There is certainly potential for business given as little as 5 percent of China’s 8 million hectares of aquaculture ponds are insured, according to the 2014 edition of the China Fisheries Yearbook, a government-published collection of statistics. With Chinese seafood production under pressure from a rising cost base, officials including the top fisheries (and vice minister for agriculture) official Niu Dun have frequently stated that better insurance coverage will encourage smaller producers in particular to up their production in the knowledge that their production is covered.

The loss ratio for some insurers of shrimp ponds ran as high as 1,400 percent, according to a Seafoodsource analysis of settlements by Anxin and PICC. Not surprisingly, commercial insurers have shied away from the Chinese aquaculture sector. Likewise, it’s been very hard to attract the reinsurance market to China’s aquaculture and fisheries insurance policies.

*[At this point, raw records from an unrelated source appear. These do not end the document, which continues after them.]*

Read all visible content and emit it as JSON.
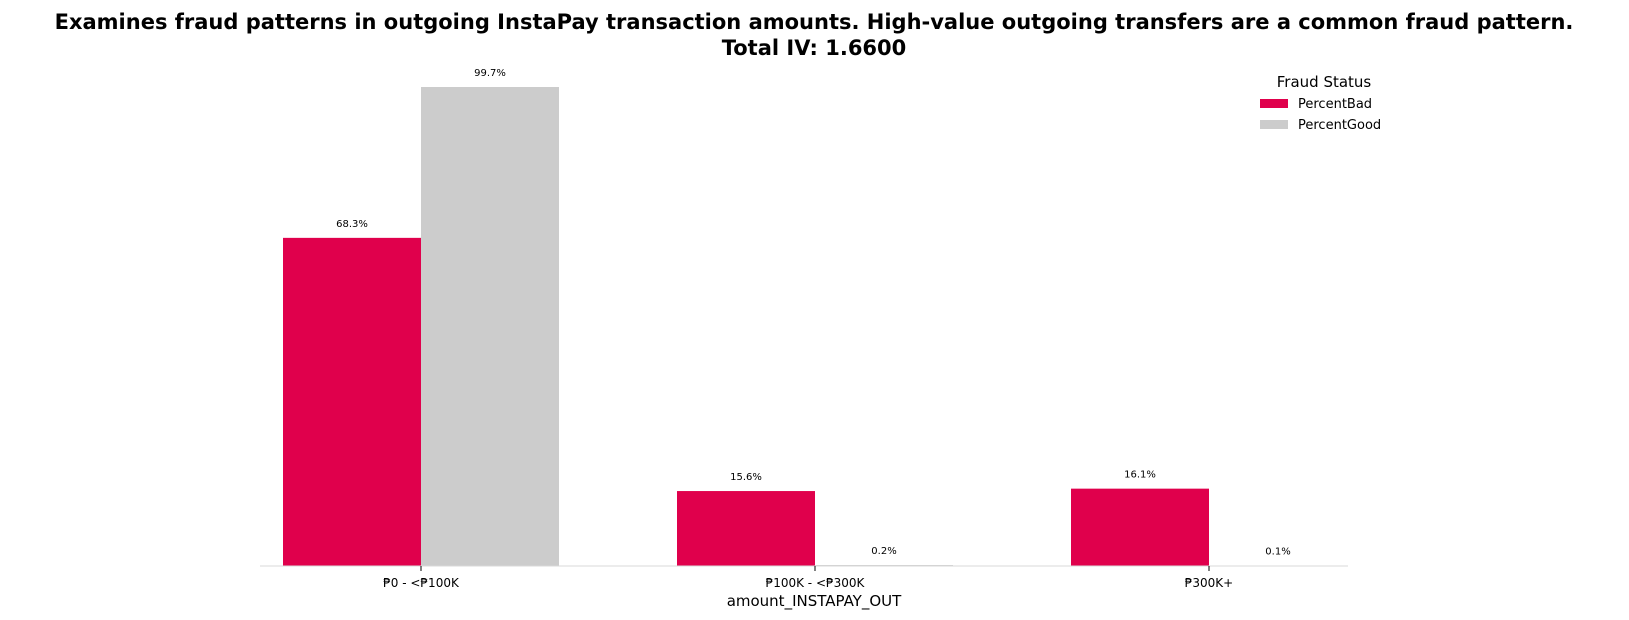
{
  "chart_data": {
    "type": "bar",
    "title": "Examines fraud patterns in outgoing InstaPay transaction amounts. High-value outgoing transfers are a common fraud pattern.",
    "subtitle": "Total IV: 1.6600",
    "xlabel": "amount_INSTAPAY_OUT",
    "ylabel": "",
    "categories": [
      "₱0 - <₱100K",
      "₱100K - <₱300K",
      "₱300K+"
    ],
    "series": [
      {
        "name": "PercentBad",
        "color": "#e0004c",
        "values": [
          68.3,
          15.6,
          16.1
        ],
        "labels": [
          "68.3%",
          "15.6%",
          "16.1%"
        ]
      },
      {
        "name": "PercentGood",
        "color": "#cccccc",
        "values": [
          99.7,
          0.2,
          0.1
        ],
        "labels": [
          "99.7%",
          "0.2%",
          "0.1%"
        ]
      }
    ],
    "ylim": [
      0,
      105
    ],
    "grid": false,
    "legend": {
      "title": "Fraud Status",
      "placement": "top-right"
    }
  }
}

Under Niu Dun’s direction, the government has recently also been encouraging better sharing of information, with the ministry of agriculture compelling some key production regions and markets to publish information on pricing and production in a timely manner. The idea being that farmers will base species selection and time production according to market trends.

Government-subsidized mutual insurance schemes are proving central to China’s plan to extend coverage. Reducing costs and extending insurance through mutual organizations of multiple seafood producers has been key to insurance coverage elsewhere, helping to improve the bankability of the industry, which remains divided between big operators that count accurately and small players with little know-how in collecting data on stocks.

Mutuals include Jiangsu Fishery Mutual Insurance Association, a government-supported body seeking to expand insurance among local producers. Based in Nantong city, a hotbed of crab production, the Association has worked with local aquaculture cooperatives of freshwater crab breeders. Aside from sharing risk, mutual insurance schemes also help prevent insurance fraud and risk management — two problems that have turned commercial insurers off the aquaculture and agriculture markets in China. The nature of mutual insurance means members can regulate and weed out false claims within their membership while also building up data that helps insurance companies, according to secretary general of the Association, Chen Yao.

Foreign insurers have been keen to access the Chinese insurance market, which is growing fast with overall CNY 5 trillion (USD 805 billion; EUR 722 billion) in policies written in 2014, according to the China Insurance Regulatory Commission. But China has made it difficult for foreign insurers to enter the market, according to a Beijing-based executive at a major European insurer seeking to expand in China.

“Since the big local players are state owned companies they have a lot of political influence. Government has allowed multinationals into areas that the local firms don’t want to cover, like agriculture and fisheries,” said the executive, who asked not to be named. China is “a big challenge” for multinationals, he added, “given you’re starting from scratch and without quality research or local operations. My sense is that the local firms want to see how risk analysis and pricing is done and learn from this.”

Several dilemmas remain: While the state-run insurance sector has been liberalized this has meant more commercially driven operators are less willing than ever to engage what are perceived to be risky sectors like aquaculture.